The director, Gillo Pontecorvo, cast non-actors for all but one role, many of whom had actually lived through France’s oppressive rule. A photojournalistic aesthetic was such a priority, Pontecorvo spent four times as long auditioning cinematographers as he did cast members. He finally settled on Marcello Gatti, who used handheld cameras, telephoto lenses, and gritty black and white film stock to shoot within the labyrinthine streets and back alleys of the Kasbah. With a filmmaking style heavily influenced by neorealist directors such as Roberto Rossellini and Vittorio De Sica, The Battle of Algiers frequently feels as if we’re watching a documentary. Lest the filmmakers be robbed of the credit they deserved for their painstaking efforts, there used to be a disclaimer at the start of the U.S. theatrical release stating, “Not even one foot of newsreel or documentary film is included in this picture.” Knowing this factoid before the movie unfolds makes everything that follows all the more impressive.
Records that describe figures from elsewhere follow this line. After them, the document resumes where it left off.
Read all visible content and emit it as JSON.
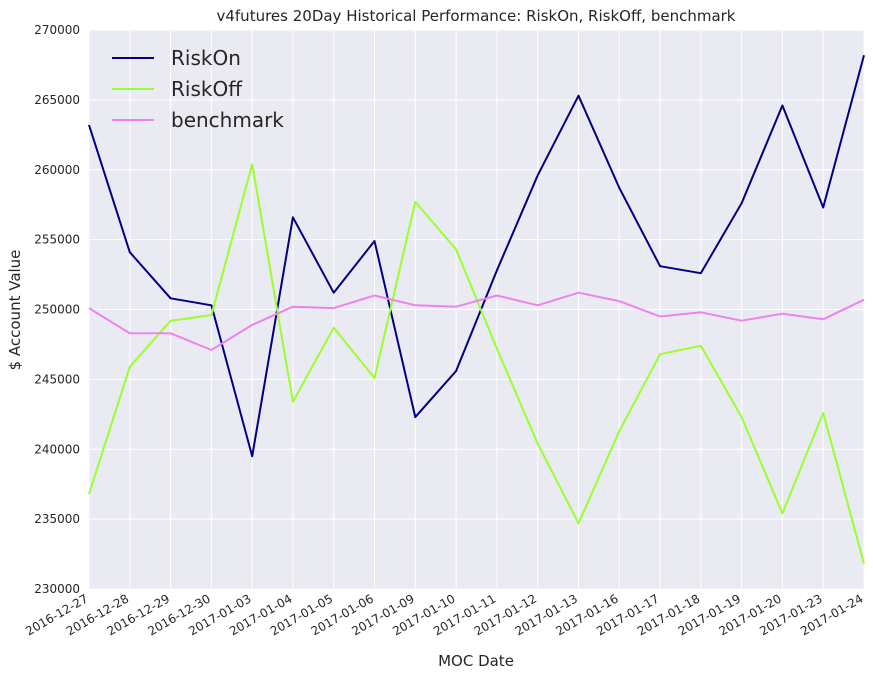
{
  "chart_data": {
    "type": "line",
    "title": "v4futures 20Day Historical Performance: RiskOn, RiskOff, benchmark",
    "xlabel": "MOC Date",
    "ylabel": "$ Account Value",
    "categories": [
      "2016-12-27",
      "2016-12-28",
      "2016-12-29",
      "2016-12-30",
      "2017-01-03",
      "2017-01-04",
      "2017-01-05",
      "2017-01-06",
      "2017-01-09",
      "2017-01-10",
      "2017-01-11",
      "2017-01-12",
      "2017-01-13",
      "2017-01-16",
      "2017-01-17",
      "2017-01-18",
      "2017-01-19",
      "2017-01-20",
      "2017-01-23",
      "2017-01-24"
    ],
    "ylim": [
      230000,
      270000
    ],
    "yticks": [
      230000,
      235000,
      240000,
      245000,
      250000,
      255000,
      260000,
      265000,
      270000
    ],
    "grid": true,
    "legend_position": "top-left",
    "colors": {
      "plot_background": "#EAEAF2",
      "grid": "#FFFFFF"
    },
    "series": [
      {
        "name": "RiskOn",
        "color": "#000080",
        "values": [
          263200,
          254100,
          250800,
          250300,
          239500,
          256600,
          251200,
          254900,
          242300,
          245600,
          252800,
          259600,
          265300,
          258700,
          253100,
          252600,
          257600,
          264600,
          257300,
          268200
        ]
      },
      {
        "name": "RiskOff",
        "color": "#9AFF2E",
        "values": [
          236800,
          245900,
          249200,
          249600,
          260400,
          243400,
          248700,
          245100,
          257700,
          254300,
          247200,
          240400,
          234700,
          241300,
          246800,
          247400,
          242300,
          235400,
          242600,
          231800
        ]
      },
      {
        "name": "benchmark",
        "color": "#EE82EE",
        "values": [
          250100,
          248300,
          248300,
          247100,
          248900,
          250200,
          250100,
          251000,
          250300,
          250200,
          251000,
          250300,
          251200,
          250600,
          249500,
          249800,
          249200,
          249700,
          249300,
          250700
        ]
      }
    ]
  }
}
One particularly harrowing stretch near the midpoint of its enthralling two-hour runtime is guaranteed to leave an indelible impression: three women, one of them with a child in tow, pick up timed explosives, work their way through various checkpoints separating Algiers’ Muslim and European quarters, then place the bombs in a café, an airport and a bar. Before walking away, one of the women takes a moment to casually observe the nearby civilians who will soon become casualties of war. Judiciously applied pulse-quickening music written by legendary film composer Ennio Morricone amplifies the tension, and the explosions and their aftermath are shown in unflinching detail. It’s an astonishing thirteen-minute sequence, surgical in its execution, completely devoid of unnecessary melodrama, and utterly unforgettable.

Pontecorvo was not a prolific filmmaker. He made only five feature films, the bulk of his output being shorts and documentaries. Regardless, The Battle of Algiers is justifiably regarded as a bona fide masterpiece. Filmmakers as varied as Steven Soderbergh, Spike Lee and Christopher Nolan have frequently cited its influence. And despite never feeling in the least bit didactic, the lessons The Battle of Algiers has to offer are painfully obvious. Why we still haven’t learned them over fifty years hence defies all logic.